Un home de paraula has elements of Imma Monsós three earlier novels: the sentimental initiation, the importance of holidays as epiphanic periods, humour as prophylactic distancing and, above all, the coming together of two strange, sensitive characters who, in the end, are understandable and even feel close: love as a total experience, meaning the almost utopian union of two clearly differing characters who love one another without renouncing their individuality. The narrator of Un home de paraula recalls in more ways than one the main character of Tot un character (A Total Character).
Vicenç Pagès Jordà, "Entomologia empàtica" (Empathetic Entomology), L'Avenç, Nº. 320 (January 2007).
In a story titled "Millor que no m'ho expliquis" (Better Not to Tell Me), Imma Monsó uses the autobiographical anecdote of having cancer to write a story in which she shows that personal dramas can always be relativised and, by means of her sense of humour, she achieves the triumph of pleasure over unhappiness and pain.

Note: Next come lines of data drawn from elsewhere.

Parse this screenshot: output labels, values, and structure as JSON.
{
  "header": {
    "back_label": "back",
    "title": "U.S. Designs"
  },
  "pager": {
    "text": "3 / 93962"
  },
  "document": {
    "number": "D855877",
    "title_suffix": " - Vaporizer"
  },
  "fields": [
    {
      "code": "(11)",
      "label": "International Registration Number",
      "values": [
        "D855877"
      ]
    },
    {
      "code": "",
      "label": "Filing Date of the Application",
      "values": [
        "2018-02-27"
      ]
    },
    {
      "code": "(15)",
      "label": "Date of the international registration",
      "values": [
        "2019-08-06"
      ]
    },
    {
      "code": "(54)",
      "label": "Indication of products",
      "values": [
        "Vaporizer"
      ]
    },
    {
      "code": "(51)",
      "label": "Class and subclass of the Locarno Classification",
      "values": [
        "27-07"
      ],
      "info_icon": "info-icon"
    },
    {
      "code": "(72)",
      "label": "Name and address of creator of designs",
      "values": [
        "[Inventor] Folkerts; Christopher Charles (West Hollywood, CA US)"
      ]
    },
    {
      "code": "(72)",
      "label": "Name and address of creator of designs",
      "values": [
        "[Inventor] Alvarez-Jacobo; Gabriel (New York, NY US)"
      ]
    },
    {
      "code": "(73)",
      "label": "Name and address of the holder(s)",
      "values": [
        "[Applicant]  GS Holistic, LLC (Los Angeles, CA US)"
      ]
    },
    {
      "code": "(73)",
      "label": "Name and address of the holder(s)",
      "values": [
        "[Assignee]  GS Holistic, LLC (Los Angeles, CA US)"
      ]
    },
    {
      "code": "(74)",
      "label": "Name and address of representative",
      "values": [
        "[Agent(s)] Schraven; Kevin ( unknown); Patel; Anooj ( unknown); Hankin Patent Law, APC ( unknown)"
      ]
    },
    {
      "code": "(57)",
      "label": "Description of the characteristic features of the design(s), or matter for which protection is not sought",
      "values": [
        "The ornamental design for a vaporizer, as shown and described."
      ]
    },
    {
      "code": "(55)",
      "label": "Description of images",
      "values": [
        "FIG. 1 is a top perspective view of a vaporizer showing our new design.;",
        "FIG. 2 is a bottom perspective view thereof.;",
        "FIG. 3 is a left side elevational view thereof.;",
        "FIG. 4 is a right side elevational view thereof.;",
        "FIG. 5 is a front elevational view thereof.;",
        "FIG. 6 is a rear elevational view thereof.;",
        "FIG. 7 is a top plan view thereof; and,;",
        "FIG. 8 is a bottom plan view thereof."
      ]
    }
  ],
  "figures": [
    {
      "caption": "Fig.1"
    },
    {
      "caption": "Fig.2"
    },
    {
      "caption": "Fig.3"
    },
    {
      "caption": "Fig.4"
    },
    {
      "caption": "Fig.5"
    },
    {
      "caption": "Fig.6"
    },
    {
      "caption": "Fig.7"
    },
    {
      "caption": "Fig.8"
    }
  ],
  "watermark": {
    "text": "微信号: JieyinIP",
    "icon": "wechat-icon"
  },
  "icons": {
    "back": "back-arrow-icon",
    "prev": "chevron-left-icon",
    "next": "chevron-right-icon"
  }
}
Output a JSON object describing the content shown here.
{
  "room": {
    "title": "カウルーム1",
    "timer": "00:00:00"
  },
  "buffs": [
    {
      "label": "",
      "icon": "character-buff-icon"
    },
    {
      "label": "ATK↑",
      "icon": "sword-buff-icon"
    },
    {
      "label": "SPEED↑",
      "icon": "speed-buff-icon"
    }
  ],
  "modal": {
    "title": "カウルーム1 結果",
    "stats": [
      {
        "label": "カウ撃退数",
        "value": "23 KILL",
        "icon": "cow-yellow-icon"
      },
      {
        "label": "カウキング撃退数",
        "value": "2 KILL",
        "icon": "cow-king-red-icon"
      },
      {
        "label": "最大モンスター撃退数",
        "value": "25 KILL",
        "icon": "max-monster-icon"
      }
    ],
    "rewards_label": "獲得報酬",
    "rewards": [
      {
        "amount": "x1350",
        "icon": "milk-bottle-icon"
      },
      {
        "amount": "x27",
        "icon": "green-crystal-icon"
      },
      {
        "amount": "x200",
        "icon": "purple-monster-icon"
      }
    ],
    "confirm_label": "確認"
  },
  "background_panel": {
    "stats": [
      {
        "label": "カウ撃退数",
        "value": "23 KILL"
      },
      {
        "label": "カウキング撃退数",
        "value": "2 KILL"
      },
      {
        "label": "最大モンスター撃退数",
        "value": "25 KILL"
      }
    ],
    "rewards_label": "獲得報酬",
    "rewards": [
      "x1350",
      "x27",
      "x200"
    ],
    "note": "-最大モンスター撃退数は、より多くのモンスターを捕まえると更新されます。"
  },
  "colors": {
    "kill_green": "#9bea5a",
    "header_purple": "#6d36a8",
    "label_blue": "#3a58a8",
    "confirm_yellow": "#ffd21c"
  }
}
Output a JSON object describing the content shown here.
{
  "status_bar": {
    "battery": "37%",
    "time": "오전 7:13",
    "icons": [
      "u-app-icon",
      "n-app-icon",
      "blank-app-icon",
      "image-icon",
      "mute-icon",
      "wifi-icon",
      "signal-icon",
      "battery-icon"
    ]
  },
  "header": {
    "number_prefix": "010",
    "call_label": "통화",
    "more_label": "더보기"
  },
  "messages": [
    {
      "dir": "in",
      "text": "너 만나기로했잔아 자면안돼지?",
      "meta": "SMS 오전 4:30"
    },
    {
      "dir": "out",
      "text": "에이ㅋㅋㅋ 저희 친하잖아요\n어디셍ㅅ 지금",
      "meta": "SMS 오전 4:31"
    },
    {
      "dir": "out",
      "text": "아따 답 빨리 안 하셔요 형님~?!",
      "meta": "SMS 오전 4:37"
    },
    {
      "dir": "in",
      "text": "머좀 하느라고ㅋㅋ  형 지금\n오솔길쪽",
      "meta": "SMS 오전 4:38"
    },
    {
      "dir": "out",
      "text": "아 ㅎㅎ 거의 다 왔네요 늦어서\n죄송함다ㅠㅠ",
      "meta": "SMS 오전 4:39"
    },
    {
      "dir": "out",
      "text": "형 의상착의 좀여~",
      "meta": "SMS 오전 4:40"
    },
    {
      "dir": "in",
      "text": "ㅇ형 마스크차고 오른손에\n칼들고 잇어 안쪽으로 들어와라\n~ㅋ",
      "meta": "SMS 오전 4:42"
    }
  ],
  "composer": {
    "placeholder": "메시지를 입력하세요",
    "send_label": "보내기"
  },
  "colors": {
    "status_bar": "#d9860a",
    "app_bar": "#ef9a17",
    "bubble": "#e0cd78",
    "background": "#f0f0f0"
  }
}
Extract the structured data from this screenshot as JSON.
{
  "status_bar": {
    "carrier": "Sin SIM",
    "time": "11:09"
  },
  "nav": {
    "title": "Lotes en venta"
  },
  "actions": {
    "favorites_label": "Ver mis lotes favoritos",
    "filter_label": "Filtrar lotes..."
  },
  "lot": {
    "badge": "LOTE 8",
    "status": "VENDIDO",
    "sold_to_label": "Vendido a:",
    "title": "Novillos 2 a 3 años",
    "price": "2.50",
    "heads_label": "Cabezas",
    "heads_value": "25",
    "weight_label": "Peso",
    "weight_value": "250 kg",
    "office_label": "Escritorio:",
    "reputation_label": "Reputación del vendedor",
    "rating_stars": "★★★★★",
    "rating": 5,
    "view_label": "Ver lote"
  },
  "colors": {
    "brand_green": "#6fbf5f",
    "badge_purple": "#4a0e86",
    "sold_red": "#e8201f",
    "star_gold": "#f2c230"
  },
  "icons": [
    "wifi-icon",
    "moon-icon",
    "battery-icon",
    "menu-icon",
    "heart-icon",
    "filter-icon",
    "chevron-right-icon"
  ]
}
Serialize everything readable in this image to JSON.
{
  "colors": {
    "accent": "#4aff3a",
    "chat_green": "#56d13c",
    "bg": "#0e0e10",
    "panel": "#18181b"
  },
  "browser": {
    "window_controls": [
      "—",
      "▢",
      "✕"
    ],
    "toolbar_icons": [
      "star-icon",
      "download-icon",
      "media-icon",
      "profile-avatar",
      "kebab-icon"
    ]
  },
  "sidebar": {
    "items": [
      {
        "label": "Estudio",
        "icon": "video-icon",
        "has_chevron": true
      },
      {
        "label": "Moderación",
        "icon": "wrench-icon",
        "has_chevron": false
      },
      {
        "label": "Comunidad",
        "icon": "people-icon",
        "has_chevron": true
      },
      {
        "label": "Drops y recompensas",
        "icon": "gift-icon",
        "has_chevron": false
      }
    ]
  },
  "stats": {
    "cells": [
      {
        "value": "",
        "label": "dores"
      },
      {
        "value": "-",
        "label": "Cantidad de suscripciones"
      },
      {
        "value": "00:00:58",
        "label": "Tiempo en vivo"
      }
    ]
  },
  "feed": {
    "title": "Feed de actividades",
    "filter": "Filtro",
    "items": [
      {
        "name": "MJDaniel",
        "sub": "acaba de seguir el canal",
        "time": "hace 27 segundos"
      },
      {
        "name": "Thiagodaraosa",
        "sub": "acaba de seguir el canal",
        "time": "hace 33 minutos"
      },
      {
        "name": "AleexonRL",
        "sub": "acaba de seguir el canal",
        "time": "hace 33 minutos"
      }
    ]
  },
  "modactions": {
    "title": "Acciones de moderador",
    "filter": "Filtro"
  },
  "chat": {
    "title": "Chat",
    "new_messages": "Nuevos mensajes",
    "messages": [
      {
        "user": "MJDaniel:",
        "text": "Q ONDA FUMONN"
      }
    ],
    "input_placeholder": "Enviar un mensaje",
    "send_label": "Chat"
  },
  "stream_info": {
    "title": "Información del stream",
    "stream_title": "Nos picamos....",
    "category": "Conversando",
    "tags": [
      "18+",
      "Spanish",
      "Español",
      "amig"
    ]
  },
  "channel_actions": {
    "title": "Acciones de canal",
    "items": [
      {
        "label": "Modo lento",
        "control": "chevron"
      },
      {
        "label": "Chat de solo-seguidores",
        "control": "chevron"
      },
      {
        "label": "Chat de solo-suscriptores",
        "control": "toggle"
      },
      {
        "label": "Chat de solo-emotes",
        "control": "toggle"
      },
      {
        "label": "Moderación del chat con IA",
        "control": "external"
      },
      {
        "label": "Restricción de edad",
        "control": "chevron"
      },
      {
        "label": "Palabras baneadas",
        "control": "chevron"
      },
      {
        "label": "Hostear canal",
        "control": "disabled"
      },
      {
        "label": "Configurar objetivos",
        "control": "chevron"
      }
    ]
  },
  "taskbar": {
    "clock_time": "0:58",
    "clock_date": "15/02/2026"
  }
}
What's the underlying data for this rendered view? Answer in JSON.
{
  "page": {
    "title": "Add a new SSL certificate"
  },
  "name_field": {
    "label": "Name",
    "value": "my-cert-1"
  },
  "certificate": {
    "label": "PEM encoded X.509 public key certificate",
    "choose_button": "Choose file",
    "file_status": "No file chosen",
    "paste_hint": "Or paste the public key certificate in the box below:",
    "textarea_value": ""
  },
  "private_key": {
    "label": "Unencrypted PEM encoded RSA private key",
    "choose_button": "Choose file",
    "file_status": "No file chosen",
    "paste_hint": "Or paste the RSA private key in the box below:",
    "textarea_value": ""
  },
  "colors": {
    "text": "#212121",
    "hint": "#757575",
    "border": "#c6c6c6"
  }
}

In Un home de paraula, Monsó uses the same device to describe in novel form her vicissitudes after the death of her companion (in first person because the grief is immediate) in juxtaposition with her account of the ups and downs of her love story over the years (in third person because this draws on memory). Not missing are the features that characterise the rhythm and sounds of the Imma Monsós literature: her descriptions of events and things take on a glacial obsessiveness and her methodical analysis of the way people behave brings to the narrative ambience a kind of claustrophobic dazedness even while everything also seems to be extremely enriched because there is not a single nook or cranny that lacks the throb of the affectionate irony in which the couples relationship was steeped, not a single episode that is not tinged with tones of complicity, and not a single page that does not give off the fragrance of the intensities of placidity.
Ponç Puigdevall, "Un triomf absolut" (A Total Triumph), El País (December 2006).